Two G variants were detected in this study, of which G1 harbored the ompA nucleotide substitution 487G → A (Gly → Ser) as previously reported from Russia and Sweden [5, 9, 27] (Table 1). All of the H genotypes shared similar mutations (272A → G, 850A → T) as previously reported from Russia [27] (Table 1). The J and K variants were similar to those reported from Taiwan [16], thus suggesting that the distribution of the reported G, H, J, and K genetic variants may not be limited to Sapporo.

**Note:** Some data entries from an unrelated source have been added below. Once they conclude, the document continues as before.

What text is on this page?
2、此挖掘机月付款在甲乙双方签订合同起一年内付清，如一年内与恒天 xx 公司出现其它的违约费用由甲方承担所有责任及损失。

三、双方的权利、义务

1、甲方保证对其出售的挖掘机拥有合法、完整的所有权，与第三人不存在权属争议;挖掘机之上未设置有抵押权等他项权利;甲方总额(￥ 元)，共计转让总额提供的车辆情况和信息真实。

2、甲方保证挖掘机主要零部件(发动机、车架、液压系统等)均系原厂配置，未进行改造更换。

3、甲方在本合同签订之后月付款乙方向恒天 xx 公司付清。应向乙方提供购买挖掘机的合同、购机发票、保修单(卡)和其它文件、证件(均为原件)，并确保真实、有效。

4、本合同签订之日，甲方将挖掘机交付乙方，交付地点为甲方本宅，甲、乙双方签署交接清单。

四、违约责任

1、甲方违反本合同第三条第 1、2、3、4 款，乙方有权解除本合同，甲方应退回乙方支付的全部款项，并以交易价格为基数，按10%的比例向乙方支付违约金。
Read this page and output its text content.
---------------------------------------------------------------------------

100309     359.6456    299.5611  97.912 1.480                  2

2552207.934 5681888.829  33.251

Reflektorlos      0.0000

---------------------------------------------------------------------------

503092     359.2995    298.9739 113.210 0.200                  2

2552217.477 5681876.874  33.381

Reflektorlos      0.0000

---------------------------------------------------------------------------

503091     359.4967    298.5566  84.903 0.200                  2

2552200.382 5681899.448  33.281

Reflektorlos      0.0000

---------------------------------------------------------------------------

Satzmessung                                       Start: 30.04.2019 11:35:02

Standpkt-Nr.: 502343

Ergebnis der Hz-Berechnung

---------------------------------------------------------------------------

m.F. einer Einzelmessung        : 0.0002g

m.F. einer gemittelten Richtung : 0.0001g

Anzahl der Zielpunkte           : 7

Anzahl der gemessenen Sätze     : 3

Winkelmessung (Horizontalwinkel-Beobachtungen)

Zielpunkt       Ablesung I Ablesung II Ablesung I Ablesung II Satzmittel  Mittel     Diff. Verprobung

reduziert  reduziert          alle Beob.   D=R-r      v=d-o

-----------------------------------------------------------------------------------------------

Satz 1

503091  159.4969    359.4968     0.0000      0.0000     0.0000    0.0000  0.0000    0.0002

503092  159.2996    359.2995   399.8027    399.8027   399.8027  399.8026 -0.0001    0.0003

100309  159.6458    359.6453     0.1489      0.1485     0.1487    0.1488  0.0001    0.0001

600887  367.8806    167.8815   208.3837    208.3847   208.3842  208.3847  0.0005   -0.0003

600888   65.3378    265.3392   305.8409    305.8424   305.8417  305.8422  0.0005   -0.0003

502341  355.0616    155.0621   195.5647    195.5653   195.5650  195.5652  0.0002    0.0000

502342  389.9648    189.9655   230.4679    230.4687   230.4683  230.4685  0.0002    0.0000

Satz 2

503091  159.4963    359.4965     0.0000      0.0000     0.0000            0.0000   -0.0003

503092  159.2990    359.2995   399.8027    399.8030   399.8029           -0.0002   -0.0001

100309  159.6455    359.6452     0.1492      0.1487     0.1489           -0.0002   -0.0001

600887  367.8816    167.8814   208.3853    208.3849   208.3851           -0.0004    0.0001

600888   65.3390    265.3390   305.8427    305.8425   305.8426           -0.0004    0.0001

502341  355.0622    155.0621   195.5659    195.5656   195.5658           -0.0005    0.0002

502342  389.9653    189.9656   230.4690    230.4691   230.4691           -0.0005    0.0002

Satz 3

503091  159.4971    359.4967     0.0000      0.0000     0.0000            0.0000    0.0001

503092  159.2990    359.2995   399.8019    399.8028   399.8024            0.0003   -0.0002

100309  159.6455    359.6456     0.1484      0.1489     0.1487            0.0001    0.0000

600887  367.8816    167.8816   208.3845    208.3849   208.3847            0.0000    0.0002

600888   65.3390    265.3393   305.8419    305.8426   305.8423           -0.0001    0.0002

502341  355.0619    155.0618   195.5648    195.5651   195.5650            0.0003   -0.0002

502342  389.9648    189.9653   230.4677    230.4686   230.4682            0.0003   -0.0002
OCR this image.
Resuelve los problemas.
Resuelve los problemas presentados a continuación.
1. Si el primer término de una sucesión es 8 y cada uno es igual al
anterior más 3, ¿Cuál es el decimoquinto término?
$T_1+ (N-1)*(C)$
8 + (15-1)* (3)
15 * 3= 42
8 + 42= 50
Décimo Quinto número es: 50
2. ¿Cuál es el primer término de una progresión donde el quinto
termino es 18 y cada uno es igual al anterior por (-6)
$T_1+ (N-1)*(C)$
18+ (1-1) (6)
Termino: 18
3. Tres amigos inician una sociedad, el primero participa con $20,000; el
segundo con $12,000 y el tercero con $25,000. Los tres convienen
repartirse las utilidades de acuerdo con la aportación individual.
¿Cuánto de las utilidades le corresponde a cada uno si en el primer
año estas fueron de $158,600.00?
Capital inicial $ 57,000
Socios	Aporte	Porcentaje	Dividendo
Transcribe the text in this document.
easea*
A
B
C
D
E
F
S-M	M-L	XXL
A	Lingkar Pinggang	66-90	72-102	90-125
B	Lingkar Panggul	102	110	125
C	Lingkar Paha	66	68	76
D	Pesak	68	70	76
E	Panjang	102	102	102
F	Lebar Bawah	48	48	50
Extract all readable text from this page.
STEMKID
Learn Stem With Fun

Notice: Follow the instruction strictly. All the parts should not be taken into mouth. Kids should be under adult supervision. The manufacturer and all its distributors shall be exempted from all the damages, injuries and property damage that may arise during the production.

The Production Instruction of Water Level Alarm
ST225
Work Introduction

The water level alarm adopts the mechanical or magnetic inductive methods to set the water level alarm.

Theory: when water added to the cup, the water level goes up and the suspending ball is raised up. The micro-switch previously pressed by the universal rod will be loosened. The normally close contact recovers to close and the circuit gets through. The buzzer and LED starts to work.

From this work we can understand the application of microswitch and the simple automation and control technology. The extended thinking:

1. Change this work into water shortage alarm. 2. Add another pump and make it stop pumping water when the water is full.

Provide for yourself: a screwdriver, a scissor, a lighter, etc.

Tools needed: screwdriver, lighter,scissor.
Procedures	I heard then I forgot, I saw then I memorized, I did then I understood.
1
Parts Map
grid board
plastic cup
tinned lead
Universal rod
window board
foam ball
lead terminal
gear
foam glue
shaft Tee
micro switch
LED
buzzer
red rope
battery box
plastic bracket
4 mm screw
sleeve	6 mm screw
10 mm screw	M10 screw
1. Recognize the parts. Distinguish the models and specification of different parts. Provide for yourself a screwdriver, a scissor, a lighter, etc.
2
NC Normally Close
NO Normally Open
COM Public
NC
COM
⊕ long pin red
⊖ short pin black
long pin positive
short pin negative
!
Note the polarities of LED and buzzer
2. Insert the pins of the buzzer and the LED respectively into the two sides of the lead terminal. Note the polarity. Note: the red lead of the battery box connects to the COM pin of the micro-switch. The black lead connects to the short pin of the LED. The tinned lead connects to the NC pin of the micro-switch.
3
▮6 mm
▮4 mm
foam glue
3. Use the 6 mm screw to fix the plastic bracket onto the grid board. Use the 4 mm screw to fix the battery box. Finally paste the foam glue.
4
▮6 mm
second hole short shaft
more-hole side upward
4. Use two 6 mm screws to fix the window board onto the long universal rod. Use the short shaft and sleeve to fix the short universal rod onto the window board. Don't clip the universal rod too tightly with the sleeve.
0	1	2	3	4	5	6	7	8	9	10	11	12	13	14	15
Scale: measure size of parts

From MLSA analysis, the predominant sequence type was found to be ST39 with 12 strains consisting of nine E genotypes, two F genotypes, and one strain with an untyped genotype. ST39 is a common ST found in Europe and America and is mostly associated with the successful E genotype [6, 7, 18]. The second most prevalent ST was ST19, which was detected in 10 strains of different genotypes (3D, 2G, 1H, 2 K, and 2 not ompA genotyped) as reported in previous studies [6, 7, 18]. The third most prevalent ST was ST21, which was detected in seven strains of F genotype and was associated with cluster 1. However, the reference sequence of ST21 of G genotype was associated with cluster 2 and the reason for this discrepancy was nucleotide substitutions (1425G → A, 1489C → T, 1491A → G, 1494C → T, 1509C → T, and 1573G → A) in the yhbG gene of Sapporo Ct strains. Another commonly reported ST34 was mostly associated with F genotype as previously described [6, 7, 18].

In our study, four novel STs were detected comprising ST70 that consisted of two strains of D1 variant and one strain whose genotype was not determined because the sequencing data were invalid. This ST may be specific to D genotypes that are locally adapted in Sapporo (Fig. 3). In this study, ST30 was specifically associated with three strains of D genotype. This ST has previously only been reported in one strain of genotype G [6, 7, 18], so the detection of three strains of ST30 with genotype D supports our hypothesis of the local adaption of reported D strains in Sapporo. ST52 was associated with G1 genotype (Table 2, Fig. 3) as reported in previous studies [5, 7, 9, 18, 26], and ST23 was associated with H genotype as previously reported [9]. The classification of Sapporo strains into two distinct clusters with cluster 1 comprising strains of globally dominant genotypes E and F and cluster 2 comprising other genotypes including genotype D, further supports the circulation of globally dominant and locally adapted Ct strains in Sapporo. However, in-depth analysis of these strains by whole genome sequencing and comprehensive analysis of other Ct isolates from different regions of Japan and other Asian countries will further clarify the molecular dynamics of Ct strains in this region.

Conclusions

Our study has revealed the circulation of genetically diverse Ct strains in the women population of Sapporo, Japan. From the ompA genotyping and MLSA analysis of Sapporo Ct strains, we detected two distinct groups of globally dominant and locally adapted strains circulating in Sapporo. The first group consisted of globally dominant E and F genotypes with globally dominant STs 39 and 34. We identified potentially Sapporo specific D genotypes with STs 19, 30, and 70 circulating in Sapporo. We suggest identifying a transmission network of genotypes E and F of STs 39 and 34, and genotype D of STs 19, 30, and 70, and implementing public health prevention strategies to control the spread of these successful clones in Sapporo.